American film director, screenwriter, and editor

Duane Graves is an American film director, writer, producer, cinematographer and editor who has produced a body of work spanning multiple genres. In 2023, Deadline Hollywood announced he was named one of Coverfly's best up and coming screenwriters. His career began with the documentary Up Syndrome, which premiered at the Slamdance Film Festival in 2001. A portrait of his childhood friend born with Down syndrome, Up Syndrome won numerous awards, including the National Media Award from the National Down Syndrome Congress in 2002, and the Grand Prize at the 2006 Movies Askew Film Festival hosted by Clerks (film) director Kevin Smith. He formed Greeks Films with film school peer, actor and filmmaking partner Justin Meeks in 2001.

Graves then co-wrote/co-directed his first narrative film with Meeks, The Wild Man of the Navidad, a 70's-inspired creature feature based on real-life journals and starring Meeks. The film premiered at the 2008 Tribeca Film Festival and later Fantastic Fest, before being released internationally by IFC Films in 2009, and again in 2021 by MPI Media Group.

In 2011, Graves and partner Meeks were two of 26 Austin filmmakers selected - including Jay Duplass, Bob Byington, Ben Steinbauer, David Zellner and others - to remake Richard Linklater's acclaimed 1991 debut feature Slacker (film). Graves and Meeks' segment in the Slacker 2011 anthology was photographed in the same location and with the same actress some twenty years after the original.

Graves' sophomore effort - the cannibal-themed horror Butcher Boys (2012 film) - was written and produced by Kim Henkel, co-creator of the original The Texas Chain Saw Massacre (1974), and loosely based on Jonathan Swift's satirical 1729 essay A Modest Proposal. It debuted at the 2012 Fantasia International Film Festival under the original moniker Boneboys, before being released in North America as Butcher Boys by Phase 4 Films in 2013.

Graves then served as editor for the award-winning short film Black Metal, written and directed by Kat Candler. Black Metal, about a husband, father and musician struggling with the guilt and blame of a tragic and senseless murder, premiered at the 2013 Sundance Film Festival, as well as the 2013 SXSW Film Festival.

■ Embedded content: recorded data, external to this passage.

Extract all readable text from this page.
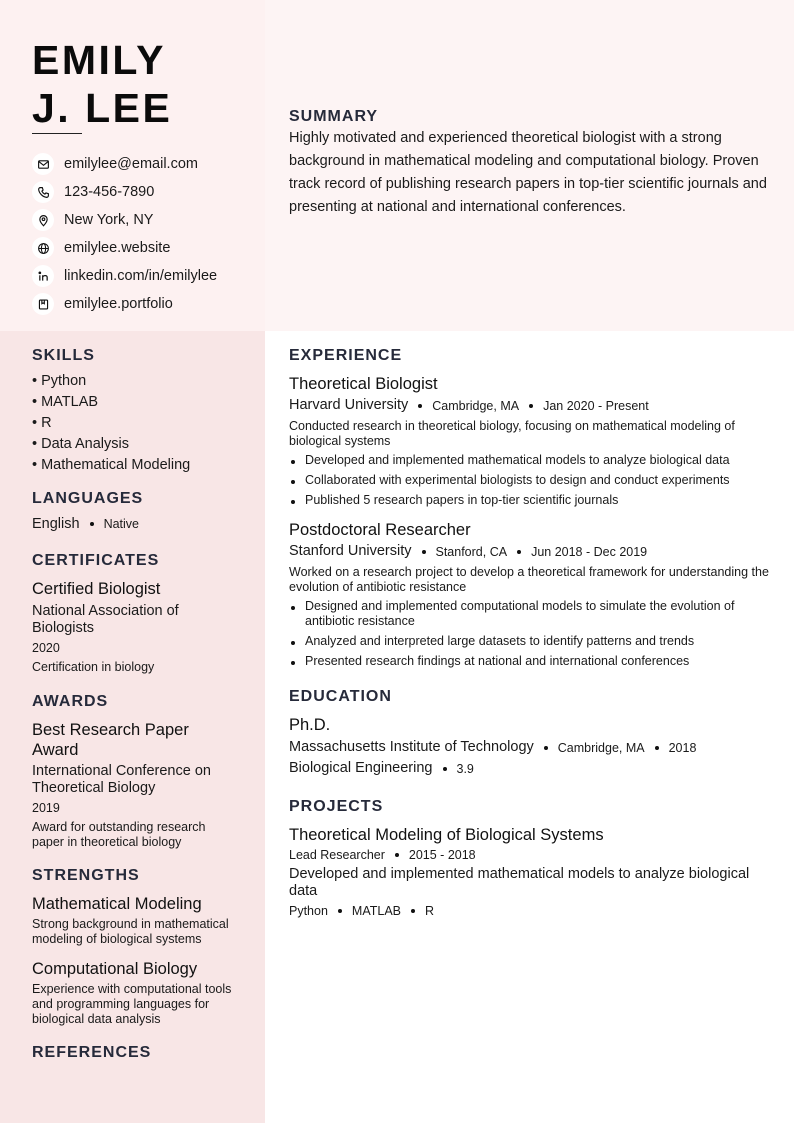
EMILY
J. LEE
emilylee@email.com
123-456-7890
New York, NY
emilylee.website
linkedin.com/in/emilylee
emilylee.portfolio
SUMMARY

Highly motivated and experienced theoretical biologist with a strong background in mathematical modeling and computational biology. Proven track record of publishing research papers in top-tier scientific journals and presenting at national and international conferences.

SKILLS
• Python
• MATLAB
• R
• Data Analysis
• Mathematical Modeling
LANGUAGES
English Native
CERTIFICATES
Certified Biologist
National Association of Biologists
2020
Certification in biology
AWARDS
Best Research Paper Award
International Conference on Theoretical Biology
2019
Award for outstanding research paper in theoretical biology
STRENGTHS
Mathematical Modeling
Strong background in mathematical modeling of biological systems
Computational Biology
Experience with computational tools and programming languages for biological data analysis
REFERENCES
EXPERIENCE
Theoretical Biologist
Harvard University Cambridge, MA Jan 2020 - Present
Conducted research in theoretical biology, focusing on mathematical modeling of biological systems
Developed and implemented mathematical models to analyze biological data
Collaborated with experimental biologists to design and conduct experiments
Published 5 research papers in top-tier scientific journals
Postdoctoral Researcher
Stanford University Stanford, CA Jun 2018 - Dec 2019
Worked on a research project to develop a theoretical framework for understanding the evolution of antibiotic resistance
Designed and implemented computational models to simulate the evolution of antibiotic resistance
Analyzed and interpreted large datasets to identify patterns and trends
Presented research findings at national and international conferences
EDUCATION
Ph.D.
Massachusetts Institute of Technology Cambridge, MA 2018
Biological Engineering 3.9
PROJECTS
Theoretical Modeling of Biological Systems
Lead Researcher 2015 - 2018
Developed and implemented mathematical models to analyze biological data
Python MATLAB R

Also in 2013, Graves co-wrote/co-directed the horror Western Kill or Be Killed (2015 film), also starring partner Meeks and featuring genre icons Michael Berryman, Pepe Serna, Edwin Neal, and Luce Rains. Originally titled Red on Yella, Kill a Fella, it premiered at the 2015 Dallas International Film Festival before being acquired by RLJE Films for wide release in 2016.

Most recently, Graves and Meeks served as executive producers of Dane Sears's The Hopewell Haunting, a period ghost story released in 2023 by MPI Media Group/Dark Sky Films. In 2024, MPI Media Group also re-released Graves' debut feature Up Syndrome with updated footage for its 25th anniversary.

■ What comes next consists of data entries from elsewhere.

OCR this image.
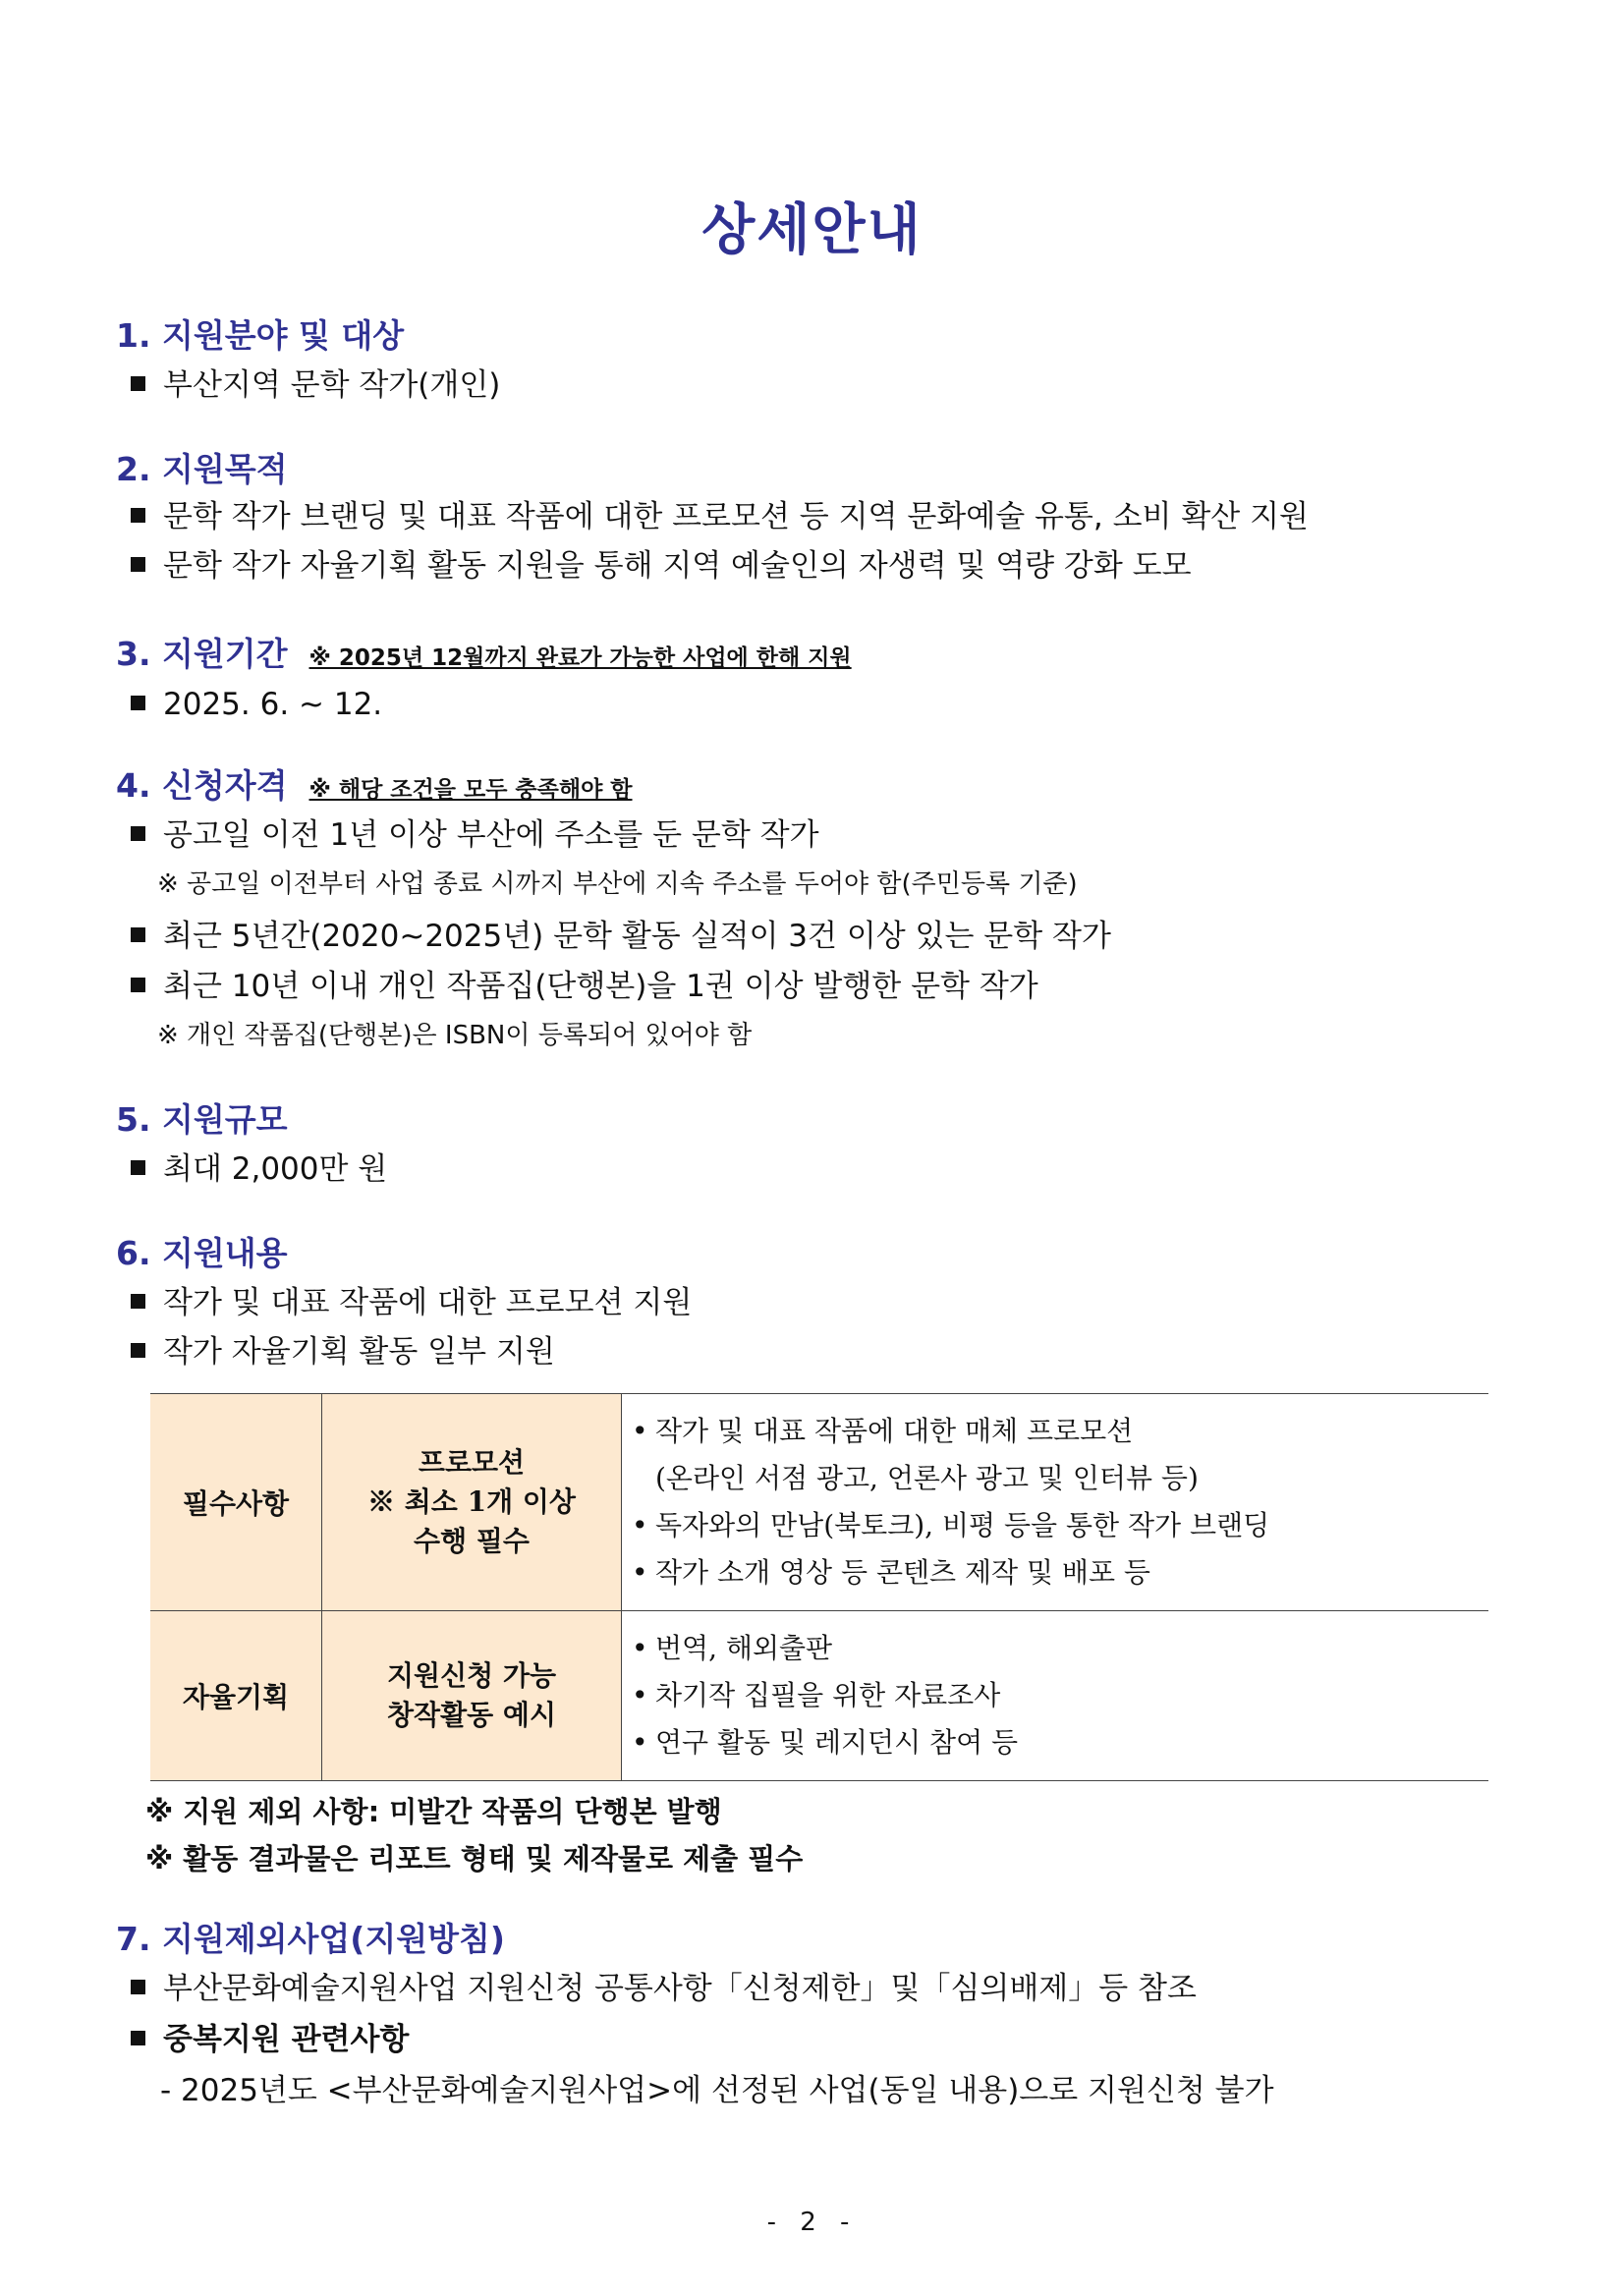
상세안내
1. 지원분야 및 대상
부산지역 문학 작가(개인)
2. 지원목적
문학 작가 브랜딩 및 대표 작품에 대한 프로모션 등 지역 문화예술 유통, 소비 확산 지원
문학 작가 자율기획 활동 지원을 통해 지역 예술인의 자생력 및 역량 강화 도모
3. 지원기간 ※ 2025년 12월까지 완료가 가능한 사업에 한해 지원
2025. 6. ~ 12.
4. 신청자격 ※ 해당 조건을 모두 충족해야 함
공고일 이전 1년 이상 부산에 주소를 둔 문학 작가
※ 공고일 이전부터 사업 종료 시까지 부산에 지속 주소를 두어야 함(주민등록 기준)
최근 5년간(2020~2025년) 문학 활동 실적이 3건 이상 있는 문학 작가
최근 10년 이내 개인 작품집(단행본)을 1권 이상 발행한 문학 작가
※ 개인 작품집(단행본)은 ISBN이 등록되어 있어야 함
5. 지원규모
최대 2,000만 원
6. 지원내용
작가 및 대표 작품에 대한 프로모션 지원
작가 자율기획 활동 일부 지원
필수사항	프로모션
※ 최소 1개 이상
수행 필수	• 작가 및 대표 작품에 대한 매체 프로모션
(온라인 서점 광고, 언론사 광고 및 인터뷰 등)
• 독자와의 만남(북토크), 비평 등을 통한 작가 브랜딩
• 작가 소개 영상 등 콘텐츠 제작 및 배포 등

자율기획	지원신청 가능
창작활동 예시	• 번역, 해외출판
• 차기작 집필을 위한 자료조사
• 연구 활동 및 레지던시 참여 등
※ 지원 제외 사항: 미발간 작품의 단행본 발행
※ 활동 결과물은 리포트 형태 및 제작물로 제출 필수
7. 지원제외사업(지원방침)
부산문화예술지원사업 지원신청 공통사항「신청제한」및「심의배제」등 참조
중복지원 관련사항
- 2025년도 <부산문화예술지원사업>에 선정된 사업(동일 내용)으로 지원신청 불가
- 2 -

Graves is currently based in Austin, Texas.

== Bio ==
Duane Graves grew up in San Antonio, Texas. He attended The University of Texas at Austin and Texas A&M University–Corpus Christi.

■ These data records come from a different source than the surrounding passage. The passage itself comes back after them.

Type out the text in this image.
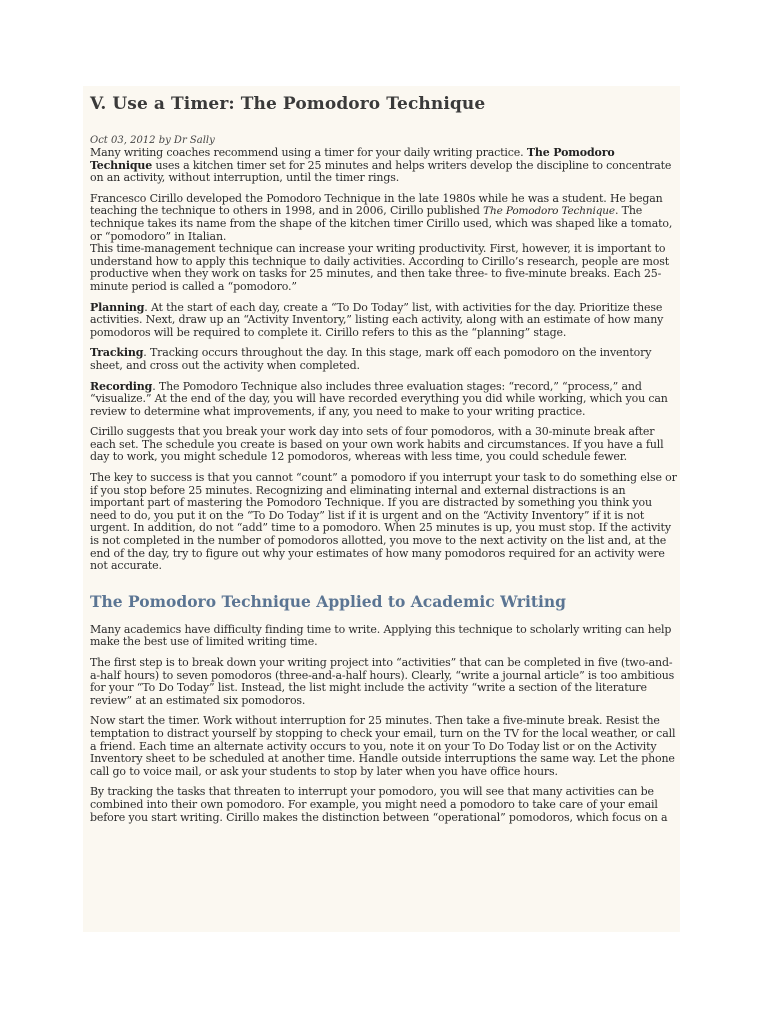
V. Use a Timer: The Pomodoro Technique
Oct 03, 2012 by Dr Sally

Many writing coaches recommend using a timer for your daily writing practice. The Pomodoro Technique uses a kitchen timer set for 25 minutes and helps writers develop the discipline to concentrate on an activity, without interruption, until the timer rings.

Francesco Cirillo developed the Pomodoro Technique in the late 1980s while he was a student. He began teaching the technique to others in 1998, and in 2006, Cirillo published The Pomodoro Technique. The technique takes its name from the shape of the kitchen timer Cirillo used, which was shaped like a tomato, or “pomodoro” in Italian.

This time-management technique can increase your writing productivity. First, however, it is important to understand how to apply this technique to daily activities. According to Cirillo’s research, people are most productive when they work on tasks for 25 minutes, and then take three- to five-minute breaks. Each 25-minute period is called a “pomodoro.”

Planning. At the start of each day, create a “To Do Today” list, with activities for the day. Prioritize these activities. Next, draw up an “Activity Inventory,” listing each activity, along with an estimate of how many pomodoros will be required to complete it. Cirillo refers to this as the “planning” stage.

Tracking. Tracking occurs throughout the day. In this stage, mark off each pomodoro on the inventory sheet, and cross out the activity when completed.

Recording. The Pomodoro Technique also includes three evaluation stages: “record,” “process,” and “visualize.” At the end of the day, you will have recorded everything you did while working, which you can review to determine what improvements, if any, you need to make to your writing practice.

Cirillo suggests that you break your work day into sets of four pomodoros, with a 30-minute break after each set. The schedule you create is based on your own work habits and circumstances. If you have a full day to work, you might schedule 12 pomodoros, whereas with less time, you could schedule fewer.

The key to success is that you cannot “count” a pomodoro if you interrupt your task to do something else or if you stop before 25 minutes. Recognizing and eliminating internal and external distractions is an important part of mastering the Pomodoro Technique. If you are distracted by something you think you need to do, you put it on the “To Do Today” list if it is urgent and on the “Activity Inventory” if it is not urgent. In addition, do not “add” time to a pomodoro. When 25 minutes is up, you must stop. If the activity is not completed in the number of pomodoros allotted, you move to the next activity on the list and, at the end of the day, try to figure out why your estimates of how many pomodoros required for an activity were not accurate.

The Pomodoro Technique Applied to Academic Writing

Many academics have difficulty finding time to write. Applying this technique to scholarly writing can help make the best use of limited writing time.

The first step is to break down your writing project into “activities” that can be completed in five (two-and-a-half hours) to seven pomodoros (three-and-a-half hours). Clearly, “write a journal article” is too ambitious for your “To Do Today” list. Instead, the list might include the activity “write a section of the literature review” at an estimated six pomodoros.

Now start the timer. Work without interruption for 25 minutes. Then take a five-minute break. Resist the temptation to distract yourself by stopping to check your email, turn on the TV for the local weather, or call a friend. Each time an alternate activity occurs to you, note it on your To Do Today list or on the Activity Inventory sheet to be scheduled at another time. Handle outside interruptions the same way. Let the phone call go to voice mail, or ask your students to stop by later when you have office hours.

By tracking the tasks that threaten to interrupt your pomodoro, you will see that many activities can be combined into their own pomodoro. For example, you might need a pomodoro to take care of your email before you start writing. Cirillo makes the distinction between “operational” pomodoros, which focus on a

== Notable filmography (as director, producer, or editor) ==
- Up Syndrome (feature documentary) (2000)
- Headcheese (short) (2001)
- Voltagen (short) (2002)
- Rio Peligroso (short) (2004)
- The Hypostatic Union (short) (2005)
- The Wild Man of the Navidad (narrative feature) (2008)
- Slacker 2011 (directed segment) (2011)
- Butcher Boys (2012 film) (narrative feature) (2013)
- (short, editor) (2013)
- Kill or Be Killed (2015 film) (narrative feature) (2016)
- Melontana (short documentary) (2020)
- (narrative feature) (2023)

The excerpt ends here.